Endo-4DGS: Distilling Depth Ranking for Endoscopic Monocular Scene Reconstruction with 4D Gaussian Splatting
In the realm of robot-assisted minimally invasive surgery, dynamic scene reconstruction can significantly enhance downstream tasks and improve surgical outcomes. Neural Radiance Fields (NeRF)-based methods have recently risen to prominence for their exceptional ability to reconstruct scenes. Nonetheless, these methods are hampered by slow inference, prolonged training, and substantial computational demands. Additionally, some rely on stereo depth estimation, which is often infeasible due to the high costs and logistical challenges associated with stereo cameras. Moreover, the monocular reconstruction quality for deformable scenes is currently inadequate. To overcome these obstacles, we present Endo-4DGS, an innovative, real-time endoscopic dynamic reconstruction approach that utilizes 4D Gaussian Splatting (GS) and requires no ground truth depth data. This method extends 3D GS by incorporating a temporal component and leverages a lightweight MLP to capture temporal Gaussian deformations. This effectively facilitates the reconstruction of dynamic surgical scenes with variable conditions. We also integrate Depth-Anything to generate pseudo-depth maps from monocular views, enhancing the depth-guided reconstruction process. Our approach has been validated on two surgical datasets, where it has proven to render in real-time, compute efficiently, and reconstruct with remarkable accuracy. These results underline the vast potential of Endo-4DGS to improve surgical assistance.

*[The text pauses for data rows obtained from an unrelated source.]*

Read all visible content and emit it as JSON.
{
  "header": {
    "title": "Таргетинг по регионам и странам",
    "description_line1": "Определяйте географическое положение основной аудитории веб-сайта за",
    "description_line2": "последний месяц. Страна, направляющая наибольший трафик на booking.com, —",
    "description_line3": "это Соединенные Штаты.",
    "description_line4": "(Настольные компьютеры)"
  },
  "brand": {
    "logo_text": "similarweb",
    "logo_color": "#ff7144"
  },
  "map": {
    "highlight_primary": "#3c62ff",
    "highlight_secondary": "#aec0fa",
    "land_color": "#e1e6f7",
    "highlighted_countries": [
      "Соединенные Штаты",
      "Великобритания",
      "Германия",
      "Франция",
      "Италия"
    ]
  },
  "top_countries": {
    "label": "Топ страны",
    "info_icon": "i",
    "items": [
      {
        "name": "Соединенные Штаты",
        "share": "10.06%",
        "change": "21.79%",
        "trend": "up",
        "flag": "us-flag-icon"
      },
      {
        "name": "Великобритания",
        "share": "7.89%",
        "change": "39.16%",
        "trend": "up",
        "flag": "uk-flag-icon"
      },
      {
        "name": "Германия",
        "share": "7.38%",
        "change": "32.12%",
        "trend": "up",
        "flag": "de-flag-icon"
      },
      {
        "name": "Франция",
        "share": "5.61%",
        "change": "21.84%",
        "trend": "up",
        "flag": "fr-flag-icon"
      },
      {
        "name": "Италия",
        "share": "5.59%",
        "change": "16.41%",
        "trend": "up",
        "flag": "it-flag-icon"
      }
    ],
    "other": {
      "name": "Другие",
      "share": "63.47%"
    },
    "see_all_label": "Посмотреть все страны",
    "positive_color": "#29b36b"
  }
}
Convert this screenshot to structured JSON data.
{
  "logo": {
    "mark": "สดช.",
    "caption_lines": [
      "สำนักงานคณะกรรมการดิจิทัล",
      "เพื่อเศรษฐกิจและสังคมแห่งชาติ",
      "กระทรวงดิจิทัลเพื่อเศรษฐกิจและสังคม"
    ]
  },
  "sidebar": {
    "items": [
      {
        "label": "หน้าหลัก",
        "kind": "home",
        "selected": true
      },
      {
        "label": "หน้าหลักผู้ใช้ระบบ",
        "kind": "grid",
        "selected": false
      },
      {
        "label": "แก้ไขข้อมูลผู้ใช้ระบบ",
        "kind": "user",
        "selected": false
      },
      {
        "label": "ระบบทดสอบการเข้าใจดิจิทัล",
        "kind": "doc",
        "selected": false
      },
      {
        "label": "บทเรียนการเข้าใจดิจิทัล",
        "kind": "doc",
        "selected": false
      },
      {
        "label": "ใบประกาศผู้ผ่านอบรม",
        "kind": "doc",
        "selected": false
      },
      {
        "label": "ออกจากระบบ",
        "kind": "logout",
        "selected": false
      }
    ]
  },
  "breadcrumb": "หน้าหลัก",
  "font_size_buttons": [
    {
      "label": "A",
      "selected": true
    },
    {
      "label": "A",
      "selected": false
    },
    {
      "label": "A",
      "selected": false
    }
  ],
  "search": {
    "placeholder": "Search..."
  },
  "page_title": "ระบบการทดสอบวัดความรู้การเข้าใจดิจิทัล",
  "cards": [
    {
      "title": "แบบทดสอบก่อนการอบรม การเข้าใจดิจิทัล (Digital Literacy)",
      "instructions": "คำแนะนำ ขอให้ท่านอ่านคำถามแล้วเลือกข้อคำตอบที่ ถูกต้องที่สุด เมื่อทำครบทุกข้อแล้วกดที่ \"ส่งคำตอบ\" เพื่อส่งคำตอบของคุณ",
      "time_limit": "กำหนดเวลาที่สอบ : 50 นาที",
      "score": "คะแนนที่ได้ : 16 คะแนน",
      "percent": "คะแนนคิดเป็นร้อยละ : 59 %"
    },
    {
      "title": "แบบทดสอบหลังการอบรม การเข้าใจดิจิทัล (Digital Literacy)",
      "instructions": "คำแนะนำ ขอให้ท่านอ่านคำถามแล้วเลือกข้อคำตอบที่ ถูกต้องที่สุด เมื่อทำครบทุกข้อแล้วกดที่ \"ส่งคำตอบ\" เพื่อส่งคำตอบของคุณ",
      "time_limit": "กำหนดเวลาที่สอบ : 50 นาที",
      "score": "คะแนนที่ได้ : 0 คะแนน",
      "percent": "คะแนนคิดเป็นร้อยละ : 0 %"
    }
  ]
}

在机器人辅助的微创手术领域中,动态场景重建可以显著增强下游任务并改善手术结果。基于神经辐射场(NeRF)的方法因其卓越的场景重建能力而近来备受关注。然而,这些方法受到推理速度慢、训练时间长和计算需求大的限制。此外,一些方法依赖于立体深度估计,由于立体相机的高成本和物流挑战,这通常是不可行的。此外,目前单目重建对于可变形场景的质量还不够充分。为了克服这些障碍,我们提出了Endo-4DGS,这是一种创新的、实时的内窥镜动态重建方法,它利用4D高斯溅射(GS)并且不需要真实深度数据。该方法通过加入时间成分来扩展3D GS,并利用轻量级的多层感知器捕捉时间高斯变形。这有效地促进了在不同条件下动态外科场景的重建。我们还集成了Depth-Anything来从单目视图生成伪深度图,增强了深度引导的重建过程。我们的方法已在两个外科数据集上进行了验证,结果证明它能够实时渲染、高效计算,并以卓越的准确度进行重建。这些结果突显了Endo-4DGS在改善外科辅助方面的巨大潜力。